Overall, the facade stands out as sober, noble, and characterizing the entire building. Only the main portal stands out, with its Doric pilasters over rustication and an eighteenth-century wrought-iron balcony.

After the double entrance portico in the courtyard, the eastern facade rises, assuming a monumental character thanks to doors and windows embellished with rich cornices and niches with the busts of the Caesars. Above all, the upper Genoese loggia with three double spans enlivens and enriches the entire structure.

The upper Genoese loggia is, therefore, the true protagonist of the scene in the courtyard.

The structure of the palace is organized into quarters. The ground floor is occupied by service rooms while the eastern side houses the representation rooms, preceded by the portico of the Caesars.
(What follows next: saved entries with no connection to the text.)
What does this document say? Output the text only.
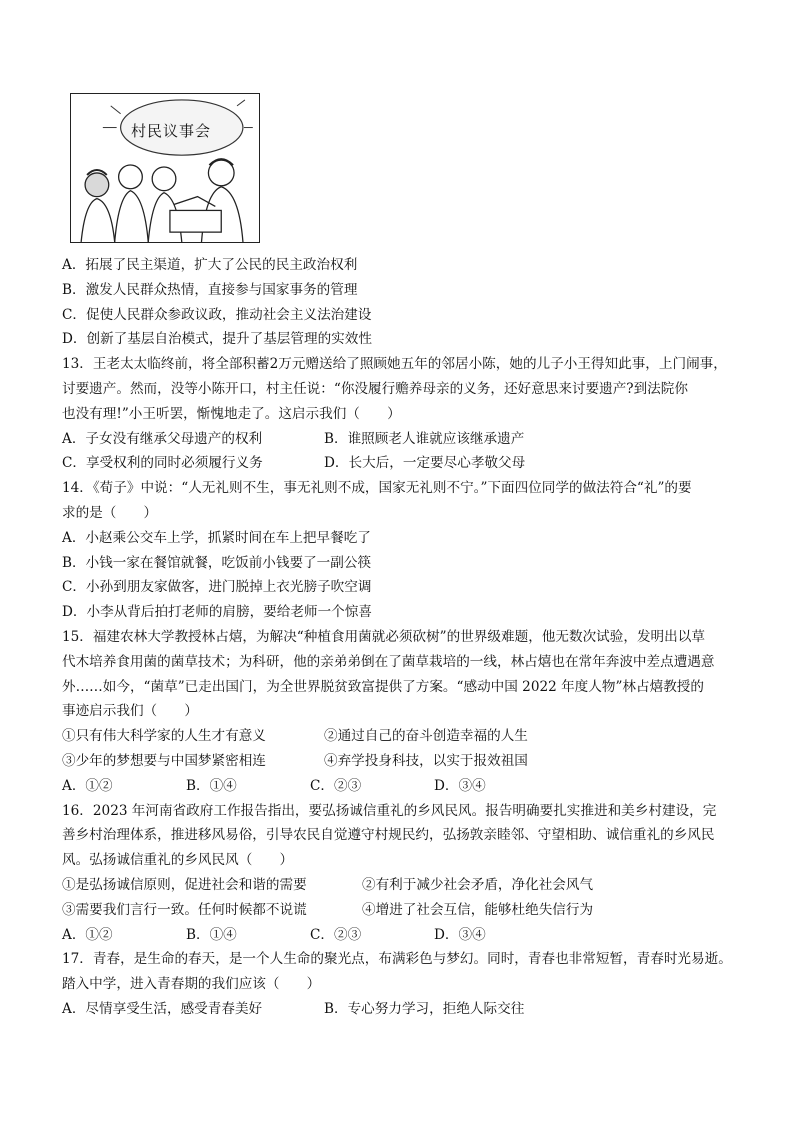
村民议事会
A．拓展了民主渠道，扩大了公民的民主政治权利
B．激发人民群众热情，直接参与国家事务的管理
C．促使人民群众参政议政，推动社会主义法治建设
D．创新了基层自治模式，提升了基层管理的实效性
13．王老太太临终前，将全部积蓄2万元赠送给了照顾她五年的邻居小陈，她的儿子小王得知此事，上门闹事，
讨要遗产。然而，没等小陈开口，村主任说：“你没履行赡养母亲的义务，还好意思来讨要遗产?到法院你
也没有理!”小王听罢，惭愧地走了。这启示我们（　　）
A．子女没有继承父母遗产的权利	B．谁照顾老人谁就应该继承遗产
C．享受权利的同时必须履行义务	D．长大后，一定要尽心孝敬父母
14．《荀子》中说：“人无礼则不生，事无礼则不成，国家无礼则不宁。”下面四位同学的做法符合“礼”的要
求的是（　　）
A．小赵乘公交车上学，抓紧时间在车上把早餐吃了
B．小钱一家在餐馆就餐，吃饭前小钱要了一副公筷
C．小孙到朋友家做客，进门脱掉上衣光膀子吹空调
D．小李从背后拍打老师的肩膀，要给老师一个惊喜
15．福建农林大学教授林占熺，为解决“种植食用菌就必须砍树”的世界级难题，他无数次试验，发明出以草
代木培养食用菌的菌草技术；为科研，他的亲弟弟倒在了菌草栽培的一线，林占熺也在常年奔波中差点遭遇意
外……如今，“菌草”已走出国门，为全世界脱贫致富提供了方案。“感动中国 2022 年度人物”林占熺教授的
事迹启示我们（　　）
①只有伟大科学家的人生才有意义	②通过自己的奋斗创造幸福的人生
③少年的梦想要与中国梦紧密相连	④弃学投身科技，以实于报效祖国
A．①②	B．①④	C．②③	D．③④
16．2023 年河南省政府工作报告指出，要弘扬诚信重礼的乡风民风。报告明确要扎实推进和美乡村建设，完
善乡村治理体系，推进移风易俗，引导农民自觉遵守村规民约，弘扬敦亲睦邻、守望相助、诚信重礼的乡风民
风。弘扬诚信重礼的乡风民风（　　）
①是弘扬诚信原则，促进社会和谐的需要	②有利于减少社会矛盾，净化社会风气
③需要我们言行一致。任何时候都不说谎	④增进了社会互信，能够杜绝失信行为
A．①②	B．①④	C．②③	D．③④
17．青春，是生命的春天，是一个人生命的聚光点，布满彩色与梦幻。同时，青春也非常短暂，青春时光易逝。
踏入中学，进入青春期的我们应该（　　）
A．尽情享受生活，感受青春美好	B．专心努力学习，拒绝人际交往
Two staircases then connect the ground floor to the main floor. Among the rooms on this floor, the Central Reception Room stands out, facing the western facade. Next to it, to the south, are the rooms dedicated to culture and sciences, connected to the large gallery on the southern side, while to the north, the series of rooms leading to the oratory opens, with public access also from the street, dedicated to the Guardian Angels and St. Anthony of Padua.

The north side of the courtyard housed the women’s quarters, with the apartments and rooms reserved for the Countess and her daughters, while on the opposite side, connected to the Genoese loggia, was the apartment of Count Bartolomeo III Arese, adjacent to the library, beyond which was the apartment of his son Giulio II.

The art and library collections of the Arese Borromeo family were concentrated in the rooms on the southern side, as well as the private chapel of St. Peter the Martyr, and the aforementioned gallery, once enriched with paintings and sculptures. While on the southern side were the courtyard and the servants’ quarters, on the northern side, other buildings were arranged around three courtyards and intended to accommodate services and kitchens.

The decorative apparatus of the palace, recently restored to its former splendor through meticulous renovations, makes the Palazzo one of the most interesting cases at the regional level. The artists who worked on the thirty-three frescoed rooms were representatives of the Milanese classicism of the caliber of Ercole Procaccini the Younger, the Montalto brothers, Antonio Busca, Giovanni Ghisolfi, Giuseppe Nuvolone, and Federico Bianchi. The entire pictorial cycle was part of a rich overall project aimed at transmitting messages of a political and cultural nature. The frescoes of the main floor respond, in particular, to an iconographic program that exalts the economic and political power of the Arese family and their commitment in the cultural and scientific fields. A characteristic of the palace are the Boscherecce, natural scenes that envelop the viewer through a recreated and mythological landscape.